# 9. Analysis of the enumeration results on the DrugBank molecules

In this notebook we analyse the enumerated molecules on the drug molecules from the DrugBank dataset.

In [1]:
import ast
import math
import pandas as pd
from itertools import chain

from rdkit import Chem
from rdkit.Chem import AllChem
fpgen = AllChem.GetMorganGenerator(radius=2, fpSize=2048, includeChirality=True)

from molsig.enumerate_signature import save_mol_plot

# Results path

In [None]:
path_results = "C:/Users/meyerp/Documents/INRAE/Diophantine/Enumération/github/results/"

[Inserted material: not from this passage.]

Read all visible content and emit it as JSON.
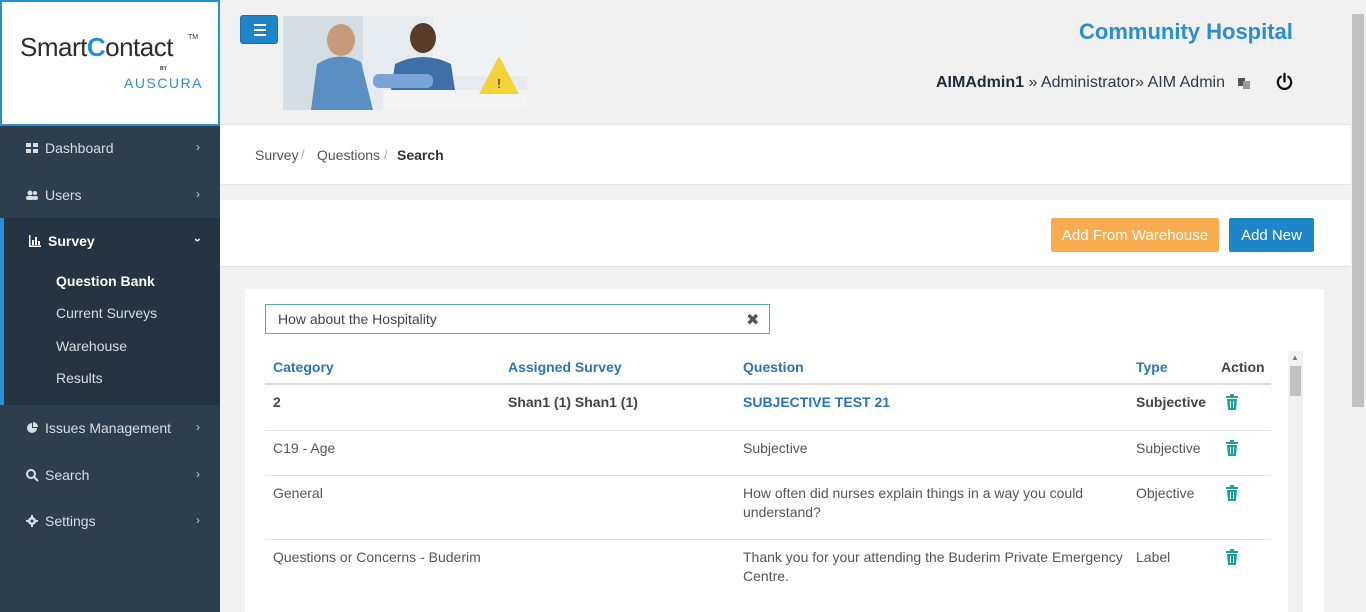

# Load drugbank enumeration results

In [2]:
df_full = pd.ExcelFile(path_results + "RevSig_drugs.xlsx")
df = pd.read_excel(df_full, "signature")
df2 = pd.read_excel(df_full, "xref")

# Suppress duplicates

In [None]:
df_no_duplicates = df.drop_duplicates(subset="smi", keep="first")
print(df.shape, df_no_duplicates.shape)

In [None]:
with pd.ExcelWriter(path + 'RevSig_drugs_screened.xlsx', mode='a', if_sheet_exists='replace') as writer:
    df1_no_duplicates.to_excel(writer, sheet_name='signature', index=False)
    df2.to_excel(writer, sheet_name='xref', index=False)  # Optional, to keep the second sheet intact

In [None]:
print(df2.shape)
df2.drop_duplicates(inplace=True)
print(df2.shape)

In [None]:
len(list(df2["cid"]))

In [None]:
PCid_list_full = []
for i in range(df.shape[0]):
    PCid = df["PubchemCid"][i]
    PCid_list = ast.literal_eval(PCid)
    PCid_list_flat = list(chain.from_iterable(PCid_list))
    PCid_list_full = PCid_list_full + PCid_list_flat

In [None]:
for x in PCid_list_full:
    if PCid_list_full.count(x) == 2:
        print(x)

In [None]:
len(PCid_list_full), len(list(set(PCid_list_full)))

# Statistics

In [3]:
df.shape

(9516, 19)

In [4]:
nb_new_mols = 0
nb_input_ecfp_producing_new_mols = 0
nb_input_ecfp_producing_no_new_mols = 0
for i in range(df.shape[0]):
    new_smiles = list(df["NewSmiles"])[i]
    new_smiles_list = ast.literal_eval(new_smiles)
    nb_new = len(new_smiles_list)
    nb_new_mols += nb_new
    if len(new_smiles_list) > 0:
        nb_input_ecfp_producing_new_mols += 1
    else:
        nb_input_ecfp_producing_no_new_mols += 1
print(f"Nb new mol: {nb_new_mols}. Nb ecfp producing new mol: {nb_input_ecfp_producing_new_mols}. Nb ecfp not producing new mol: {nb_input_ecfp_producing_no_new_mols}")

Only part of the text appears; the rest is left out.